We know that time is the most precious resource for educators—pausing can feel like luxury if not downright impossible. However, prioritizing time to pause this summer and to continuously reflect and improve throughout the school year can help prevent those moments of mid-year panic when you feel overwhelmed, realize you are behind where their pacing guide says you ought to be, and worry you won’t be able to cover all the standards in the remaining instructional days. 

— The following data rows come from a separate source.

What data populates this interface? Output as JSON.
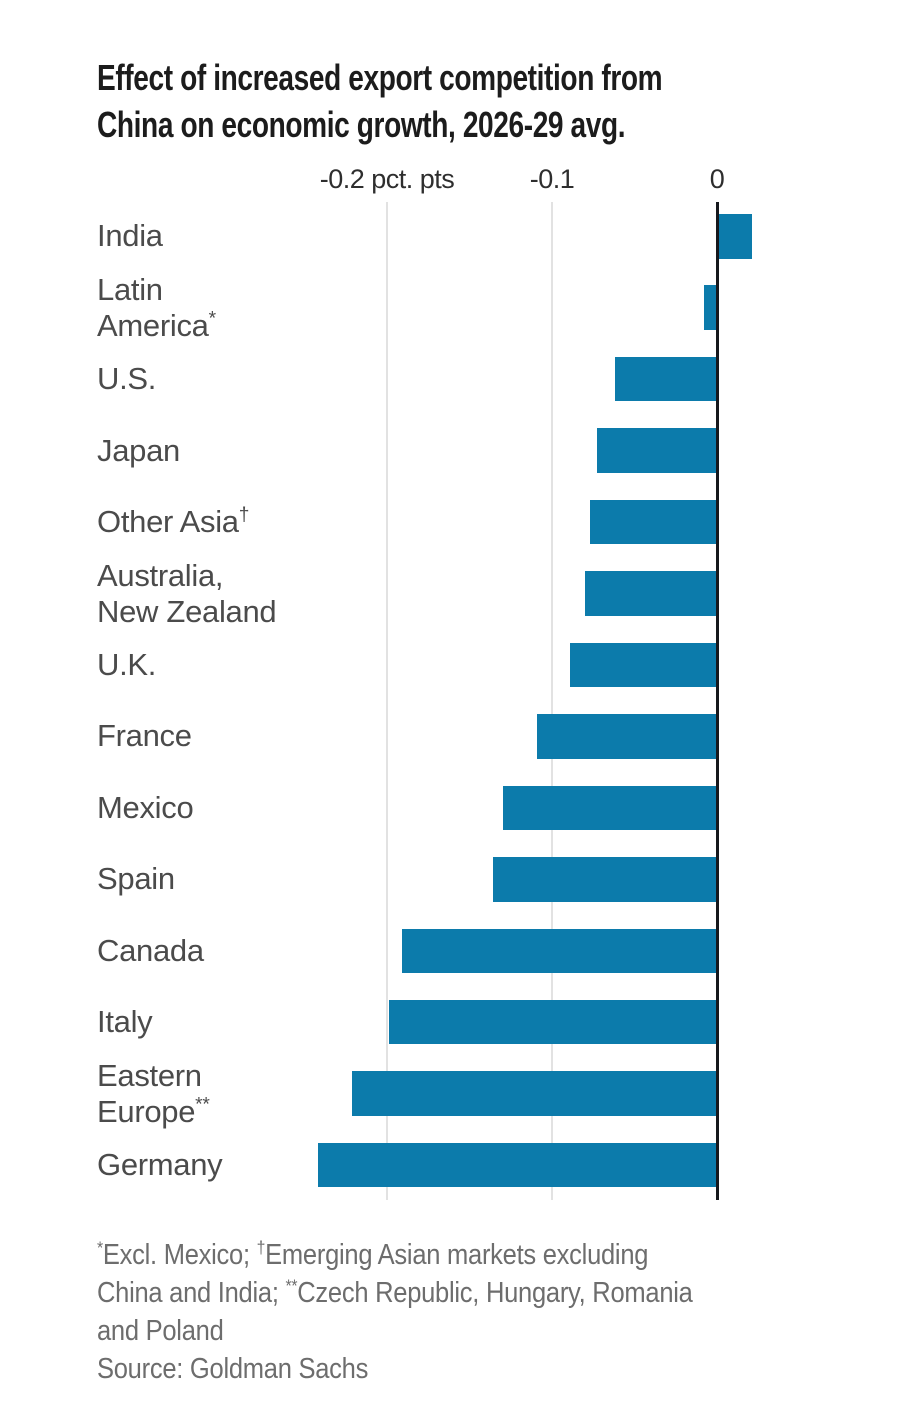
{
  "title": {
    "text": "Effect of increased export competition from China on economic growth, 2026-29 avg.",
    "lines": [
      "Effect of increased export competition from",
      "China on economic growth, 2026-29 avg."
    ]
  },
  "source": "Source: Goldman Sachs",
  "colors": {
    "bg": "#ffffff",
    "bar": "#0c7bab",
    "title": "#1c1c1c",
    "label": "#4b4b4b",
    "axisLabel": "#2e2e2e",
    "grid": "#e2e2e2",
    "axis": "#16181d",
    "footnote": "#6d6d6d"
  },
  "chart_data": {
    "type": "bar",
    "orientation": "horizontal",
    "title": "Effect of increased export competition from China on economic growth, 2026-29 avg.",
    "xlabel": "pct. pts",
    "ylabel": "",
    "xlim": [
      -0.26,
      0.035
    ],
    "grid": "vertical-light",
    "legend": "none",
    "axis_ticks": [
      {
        "label": "-0.2 pct. pts",
        "value": -0.2
      },
      {
        "label": "-0.1",
        "value": -0.1
      },
      {
        "label": "0",
        "value": 0
      }
    ],
    "categories": [
      "India",
      "Latin America*",
      "U.S.",
      "Japan",
      "Other Asia†",
      "Australia, New Zealand",
      "U.K.",
      "France",
      "Mexico",
      "Spain",
      "Canada",
      "Italy",
      "Eastern Europe**",
      "Germany"
    ],
    "values": [
      0.021,
      -0.008,
      -0.062,
      -0.073,
      -0.077,
      -0.08,
      -0.089,
      -0.109,
      -0.13,
      -0.136,
      -0.191,
      -0.199,
      -0.221,
      -0.242
    ],
    "rows": [
      {
        "label": "India",
        "lines": [
          "India"
        ],
        "sup": "",
        "value": 0.021
      },
      {
        "label": "Latin America",
        "lines": [
          "Latin",
          "America"
        ],
        "sup": "*",
        "value": -0.008
      },
      {
        "label": "U.S.",
        "lines": [
          "U.S."
        ],
        "sup": "",
        "value": -0.062
      },
      {
        "label": "Japan",
        "lines": [
          "Japan"
        ],
        "sup": "",
        "value": -0.073
      },
      {
        "label": "Other Asia",
        "lines": [
          "Other Asia"
        ],
        "sup": "†",
        "value": -0.077
      },
      {
        "label": "Australia, New Zealand",
        "lines": [
          "Australia,",
          "New Zealand"
        ],
        "sup": "",
        "value": -0.08
      },
      {
        "label": "U.K.",
        "lines": [
          "U.K."
        ],
        "sup": "",
        "value": -0.089
      },
      {
        "label": "France",
        "lines": [
          "France"
        ],
        "sup": "",
        "value": -0.109
      },
      {
        "label": "Mexico",
        "lines": [
          "Mexico"
        ],
        "sup": "",
        "value": -0.13
      },
      {
        "label": "Spain",
        "lines": [
          "Spain"
        ],
        "sup": "",
        "value": -0.136
      },
      {
        "label": "Canada",
        "lines": [
          "Canada"
        ],
        "sup": "",
        "value": -0.191
      },
      {
        "label": "Italy",
        "lines": [
          "Italy"
        ],
        "sup": "",
        "value": -0.199
      },
      {
        "label": "Eastern Europe",
        "lines": [
          "Eastern",
          "Europe"
        ],
        "sup": "**",
        "value": -0.221
      },
      {
        "label": "Germany",
        "lines": [
          "Germany"
        ],
        "sup": "",
        "value": -0.242
      }
    ]
  },
  "footnote": {
    "lines": [
      [
        {
          "sup": "*"
        },
        {
          "t": "Excl. Mexico; "
        },
        {
          "sup": "†"
        },
        {
          "t": "Emerging Asian markets excluding"
        }
      ],
      [
        {
          "t": "China and India; "
        },
        {
          "sup": "**"
        },
        {
          "t": "Czech Republic, Hungary, Romania"
        }
      ],
      [
        {
          "t": "and Poland"
        }
      ]
    ]
  }
}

Whether you are working on a classroom, school, or district level, we encourage you to pause this summer to:

  1. Reflect on what worked in your academic strategy last year and what needs to be adjusted to support all students’ learning needs.
  2. Think about how to develop a pacing guide for this year that aligns to your content scope and sequence.

As you pause, consider:

  • How many teaching days will I realistically have this year?
  • Is there a pacing calendar that the grade-level team can work from to ensure that we cover the major work of each unit? How does that impact the lessons we plan to teach? 
  • How do I strategically think about flex days now in order to support unfinished learning? 
  • Reviewing guidance from the curriculum authors, how can I make the most important grade-level standards fit into my instructional days? 

In the 2022 Addressing Unfinished Learning Toolkit, you will find new resources to support you as you pause, including new tools for annual planning, new templates, and new criteria for prioritizing content:

  • The updated ELA guidance and tools will support you on which texts you are prioritizing and your criteria for success, including ensuring that students are engaging with diverse authors and perspectives across texts. and guiding you through pausing and reflecting on how to make the most of your flex time.
  • The updated math guidance and tools will provide guidance to support annual math planning, so that you can plan flex time throughout the year—a critical step before unit and lesson prioritization. Additionally, you can use the year-long guidance and prioritization tool to help you stay responsive to your students’ needs by building in time throughout the year to pause and realign the pacing calendar based on where your students are.

We know that there is no “average student.”* Every student is unique and possesses individual strengths and learning needs, and there isn’t a quick, easy, one-time method to assess each of those strengths and needs and plan the rest of the year out accordingly. Reaching every student—building on their strengths, meeting their needs—requires ongoing thoughtful reflection and adjustment. This toolkit  is designed to help educators do just that, offering resources that will help you take targeted action to continuously monitor and improve strategies to address unfinished learning and guidance on pausing to reflect on students’ progress so that you can reach every student you serve. 

* Todd Rose, The end of average: How we succeed in a world that values sameness. (New York: Harper Collins, 2015), back cover.